Возможность второго генерального сражения и участь Москвы решено было обсудить на военном совете в Филях, что состоялся 13 сентября в избе крестьянина Андрея Фролова. По свидетельству очевидцев, в ожидании приезда Беннигсена Кутузов пребывал в расстроенных чувствах. Задуматься же было над чем. Несмотря на огромную настойчивость, просьбы и мольбы, армия не получила в пополнение ни одного человека. Предстояло решиться — принимать ли сражение в невыгодной позиции с противником, имеющим полуторное превосходство в силах.
По прибытии Беннигсена военный совет в составе М. И. Кутузова, Л. Л. Беннигсена, М. Б. Барклая де Толли, Д. С. Дохтурова, П. П. Коновницына, Н. Н. Раевского, А. И. Остерман-Толстого, Ф. П. Уварова, А. П. Ермолова и К. Ф. Толя был открыт.
Открывая военный совет, Кутузов особое внимание обратил на необходимость сохранения армии.
Затем слово было предоставлено автору позиций для сражения. Восхваляя выбранное им место, Беннигсен предложил для обсуждения вопрос: «Выгодно ли сразиться под стенами Москвы или оставить ее неприятелю без боя?»

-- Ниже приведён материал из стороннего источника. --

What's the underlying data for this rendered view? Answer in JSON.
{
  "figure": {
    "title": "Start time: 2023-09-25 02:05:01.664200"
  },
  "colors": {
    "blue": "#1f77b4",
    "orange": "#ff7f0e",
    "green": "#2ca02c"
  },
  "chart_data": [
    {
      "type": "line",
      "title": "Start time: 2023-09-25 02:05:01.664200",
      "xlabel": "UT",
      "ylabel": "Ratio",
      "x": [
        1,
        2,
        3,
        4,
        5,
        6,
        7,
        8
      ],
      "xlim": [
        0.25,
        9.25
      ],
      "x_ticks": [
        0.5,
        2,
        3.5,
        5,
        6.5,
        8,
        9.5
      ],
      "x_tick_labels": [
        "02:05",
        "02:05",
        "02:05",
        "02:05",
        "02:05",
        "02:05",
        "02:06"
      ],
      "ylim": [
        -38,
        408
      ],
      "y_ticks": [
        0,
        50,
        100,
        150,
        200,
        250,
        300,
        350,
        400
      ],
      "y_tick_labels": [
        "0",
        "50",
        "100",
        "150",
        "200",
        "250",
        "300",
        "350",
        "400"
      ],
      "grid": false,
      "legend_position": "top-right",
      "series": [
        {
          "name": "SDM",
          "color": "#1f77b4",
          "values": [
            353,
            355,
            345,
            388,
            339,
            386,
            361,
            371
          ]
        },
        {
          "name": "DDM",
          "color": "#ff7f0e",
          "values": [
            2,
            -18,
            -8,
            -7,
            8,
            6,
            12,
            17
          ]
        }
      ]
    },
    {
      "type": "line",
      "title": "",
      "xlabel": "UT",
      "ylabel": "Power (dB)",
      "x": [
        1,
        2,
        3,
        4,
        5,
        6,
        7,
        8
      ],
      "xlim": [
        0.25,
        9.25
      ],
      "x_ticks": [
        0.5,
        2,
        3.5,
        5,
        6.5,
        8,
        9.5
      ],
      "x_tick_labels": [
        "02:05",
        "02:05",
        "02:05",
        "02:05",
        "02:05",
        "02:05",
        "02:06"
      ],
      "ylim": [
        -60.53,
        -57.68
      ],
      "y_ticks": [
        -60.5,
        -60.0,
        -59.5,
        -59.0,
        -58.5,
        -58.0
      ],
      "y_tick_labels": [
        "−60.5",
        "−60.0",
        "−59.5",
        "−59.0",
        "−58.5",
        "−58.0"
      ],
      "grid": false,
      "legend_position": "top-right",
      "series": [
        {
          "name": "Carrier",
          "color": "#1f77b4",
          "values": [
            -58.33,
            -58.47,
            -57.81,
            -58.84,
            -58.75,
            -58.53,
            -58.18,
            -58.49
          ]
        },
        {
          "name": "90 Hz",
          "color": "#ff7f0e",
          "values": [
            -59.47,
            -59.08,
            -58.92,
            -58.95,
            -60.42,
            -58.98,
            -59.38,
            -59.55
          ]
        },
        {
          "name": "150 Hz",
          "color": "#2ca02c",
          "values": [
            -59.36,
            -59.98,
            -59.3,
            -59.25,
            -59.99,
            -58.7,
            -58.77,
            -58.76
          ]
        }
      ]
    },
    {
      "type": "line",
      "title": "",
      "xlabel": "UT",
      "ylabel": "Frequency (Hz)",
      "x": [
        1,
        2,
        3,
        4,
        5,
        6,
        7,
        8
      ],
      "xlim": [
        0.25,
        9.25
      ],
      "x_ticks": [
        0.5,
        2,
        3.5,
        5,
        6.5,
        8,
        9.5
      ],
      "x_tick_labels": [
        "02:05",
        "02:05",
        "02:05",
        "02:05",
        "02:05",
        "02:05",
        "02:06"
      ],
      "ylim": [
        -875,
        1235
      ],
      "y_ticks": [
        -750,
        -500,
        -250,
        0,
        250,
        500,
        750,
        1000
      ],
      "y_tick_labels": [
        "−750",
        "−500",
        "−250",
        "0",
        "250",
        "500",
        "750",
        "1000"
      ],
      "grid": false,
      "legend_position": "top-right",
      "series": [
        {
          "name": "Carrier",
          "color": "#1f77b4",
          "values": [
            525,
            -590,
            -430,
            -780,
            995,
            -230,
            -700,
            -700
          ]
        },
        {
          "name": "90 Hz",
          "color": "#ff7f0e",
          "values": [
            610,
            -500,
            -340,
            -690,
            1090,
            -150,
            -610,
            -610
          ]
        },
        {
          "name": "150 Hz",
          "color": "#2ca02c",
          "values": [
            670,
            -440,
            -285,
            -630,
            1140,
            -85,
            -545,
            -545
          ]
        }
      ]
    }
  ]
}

Пользуясь правом председателя военного совета, Кутузов прервал Беннигсена и поставил другой вопрос: «Ожидать ли нападения неприятеля в невыгодной позиции или отступить за Москву?»
Дискуссия началась с выступления командующего 1-й Западной армией генерала Барклая де Толли. Преодолевая волны очередного приступа лихорадки, Михаил Богданович заявил: «Позиция для сражения непригодна: в случае неудачи вся армия была бы уничтожена на ней до последнего человека». И далее: «Защищая Москву, мы не спасем Россию… но, сохранив армию, мы приобретем возможность продолжать войну, коя с присоединением с резервами может завершиться сохранением армии и Отечества».
Мнения участников совета разделились. При этом некоторые из них предлагали свои варианты. Тот же Беннигсен предложил вместо оборонительного — наступательный вариант. Кроме Кутузова и Барклая за отступление высказались Остерман-Толстой, Раевский и Толь.
Против отступления были Беннигсен, Дохтуров, Коновницын, Уваров и Ермолов.
Последним говорил Кутузов: «С потерею Москвы не потеряна Россия. Первою обязанностью поставляю сохранить армию и сблизиться с войсками, идущими к нам на подкрепление. Самим уступлением Москвы приготовим мы гибель неприятелю. Знаю, ответственность обрушится на меня, но жертвую собою для блага Отечества. Приказываю отступать». И чуть помолчав: «За разбитые горшки и отвечать, и платить придется мне».
Принять столь роковое решение на оставление Москвы было непросто.
Генералу Остерману-Толстому, человеку редкой храбрости, проголосовавшему за оставление Москвы без боя, в последующем постоянно и казалось, что армия считает его трусом.
Генерал Коновницын, уже после войны предвосхищая ответ на заданный вопрос о военном совете в Филях, восклицал: «Совесть моя чиста, совесть моя чиста. В военном совете в Филях я был против сдачи Москвы. Совесть моя чиста».
Командир 8-го корпуса генерал Бороздин открыто называл приказ Кутузова о сдаче Москвы предательским.
Сам же Кутузов, после принятия решения о сдаче Москвы, много плакал, позднее заявив: «Я весил Москву с целой Россией и со свободой Европы».